At this time of the year, the maximum temperature in the forward areas of the LAC is as low as 3 degrees Celsius; the minimum temperature can plunge between -10 and -15 degrees Celsius. December and January will see -30 to -40 degrees, and snow. Added to this is the wind chill, as the official 1962 history highlighted: “Wind generally starts around mid-day and continues throughout thereafter”, and the combined effect “can cause cold injuries similar to burn injuries”… “Touching metal with bare hands is hazardous”.
With no breakthrough yet on a disengagement proposal from China at the eighth round of Corps Commanders’ talks, and no word on the next round, around 50,000 Indian troops are now set for the long haul, guarding the heights and mirroring the deployment of the People’s Liberation Army. Effectively, the Army is in winter deployment at the LAC, though that term has not been officially used.
Caught in a stalemate
With no further word from China after the initial reports of a disengagement proposal from them in the eighth round of talks, the situation is back to a stalemate. With neither side willing to budge, around 1 lakh soldiers from both sides are going to spend the winter in eastern Ladakh’s peaks.
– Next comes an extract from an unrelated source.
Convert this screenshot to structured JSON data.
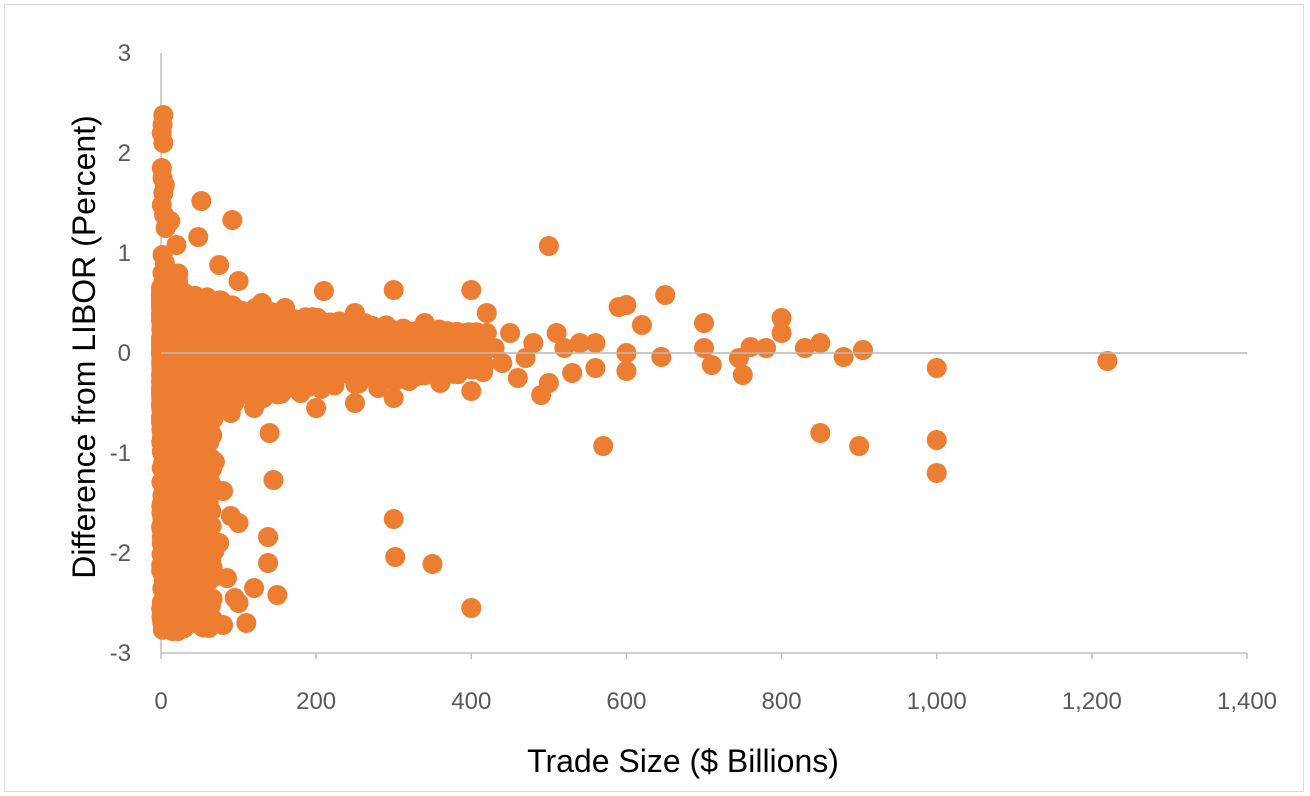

But will it become an annual feature will depend on the diplomatic ability of both countries to resolve the nearly seven-month-long standoff.
Even now, with the most difficult months still ahead, Army sources say there is daily attrition due to “cold-related” conditions, with many sent back to duty as soon as they get better. While information on altitude-related ailments is confidential, an official source says the non-fatal casualties are “not alarming” and “within the expected ratio”. There have been reported evacuations from the Chinese side too, from the heights of Finger 4 on the northern bank of Pangong Lake.